Drug Metab Dispos. 2014 Nov;42(11):1921-5. doi: 10.1124/dmd.114.059766. Epub 2014 Sep 8.
The UDP-glucuronosyltransferase (UGT) enzymes are critical for regulating nutrients, hormones, and endobiotics, as well as for detoxifying xenobiotics. Human and murine fetuses are known to express glucuronidation enzymes, but there are currently no data prior to implantation. Here we addressed this gap in knowledge and tested whether Ugt enzymes are already present in preimplantation-stage embryos. Blastocysts were obtained after in vitro fertilization with gametes from B6D2F1 hybrid mice and from embryo culture. Protein expression and localization were determined using pan-specific UGT1A and UGT2B, as well as anti-human isoform-specific antibodies. Immunofluorescence analysis showed that blastocysts expressed Ugt1a globally, in the cytoplasm and nuclei of all of the cells. Western blots demonstrated the presence of Ugt1a6 but not Ugt1a1, Ugt1a3, Ugt1a4, or Ugt1a9. The Ugt2b proteins were not detected by either assay. The level of Ugt activity in murine blastocysts was comparable with that of the adult human liver (per milligram of protein), but the activity of β-glucuronidase, an Ugt-partnering enzyme responsible for substrate regeneration, was lower. Altogether, these data confirm that Ugt1a proteins are present and active in preimplantation murine embryos and point to a potential role for these proteins in implantation and early embryonic and fetal development.

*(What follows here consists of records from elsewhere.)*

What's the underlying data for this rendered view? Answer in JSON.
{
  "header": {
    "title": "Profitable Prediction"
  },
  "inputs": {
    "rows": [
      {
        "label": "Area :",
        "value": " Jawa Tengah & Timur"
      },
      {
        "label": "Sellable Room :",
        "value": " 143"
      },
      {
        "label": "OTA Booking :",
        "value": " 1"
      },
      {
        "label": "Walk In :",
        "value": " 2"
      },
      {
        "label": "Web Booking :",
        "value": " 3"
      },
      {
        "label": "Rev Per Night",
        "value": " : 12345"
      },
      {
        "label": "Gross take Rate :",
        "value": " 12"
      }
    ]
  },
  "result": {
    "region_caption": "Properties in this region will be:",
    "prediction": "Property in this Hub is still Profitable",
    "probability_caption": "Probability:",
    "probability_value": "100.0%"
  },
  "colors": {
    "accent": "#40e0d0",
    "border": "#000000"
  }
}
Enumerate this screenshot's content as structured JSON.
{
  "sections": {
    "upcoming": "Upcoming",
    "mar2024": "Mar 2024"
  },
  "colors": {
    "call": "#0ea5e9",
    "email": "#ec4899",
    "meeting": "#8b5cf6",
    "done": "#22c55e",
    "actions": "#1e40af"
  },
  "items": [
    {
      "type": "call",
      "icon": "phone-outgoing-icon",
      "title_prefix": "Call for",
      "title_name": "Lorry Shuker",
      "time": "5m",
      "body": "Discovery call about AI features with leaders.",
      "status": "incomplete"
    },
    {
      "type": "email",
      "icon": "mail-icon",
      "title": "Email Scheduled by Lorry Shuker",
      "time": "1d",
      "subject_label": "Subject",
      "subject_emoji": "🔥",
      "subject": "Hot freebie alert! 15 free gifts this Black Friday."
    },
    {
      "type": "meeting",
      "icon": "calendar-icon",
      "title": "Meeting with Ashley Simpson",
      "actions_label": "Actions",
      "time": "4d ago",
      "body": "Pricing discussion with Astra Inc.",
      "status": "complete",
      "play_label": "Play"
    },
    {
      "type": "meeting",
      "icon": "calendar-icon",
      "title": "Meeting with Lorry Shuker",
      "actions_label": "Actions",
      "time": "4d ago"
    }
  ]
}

UDP-葡萄糖醛酸基转移酶(UGT)对于调节营养物质、激素和内源性物质,以及对外源性物质进行解毒至关重要。已知人类和小鼠胎儿会表达葡萄糖醛酸化酶,但目前尚无植入前的数据。在此,我们填补了这一知识空白,并测试了UGT酶是否已存在于植入前阶段的胚胎中。用B6D2F1杂交小鼠的配子进行体外受精并经胚胎培养后获得囊胚。使用泛特异性UGT1A和UGT2B以及抗人同工型特异性抗体来确定蛋白质表达和定位。免疫荧光分析表明,囊胚在所有细胞的细胞质和细胞核中均全局表达Ugt1a。蛋白质印迹法显示存在Ugt1a6,但不存在Ugt1a1、Ugt1a3、Ugt1a4或Ugt1a9。两种检测方法均未检测到Ugt2b蛋白。小鼠囊胚中的Ugt活性水平与成人肝脏(每毫克蛋白质)相当,但负责底物再生的Ugt伙伴酶β-葡萄糖醛酸酶的活性较低。总之,这些数据证实Ugt1a蛋白存在于植入前的小鼠胚胎中并具有活性,表明这些蛋白在植入以及早期胚胎和胎儿发育中可能发挥作用。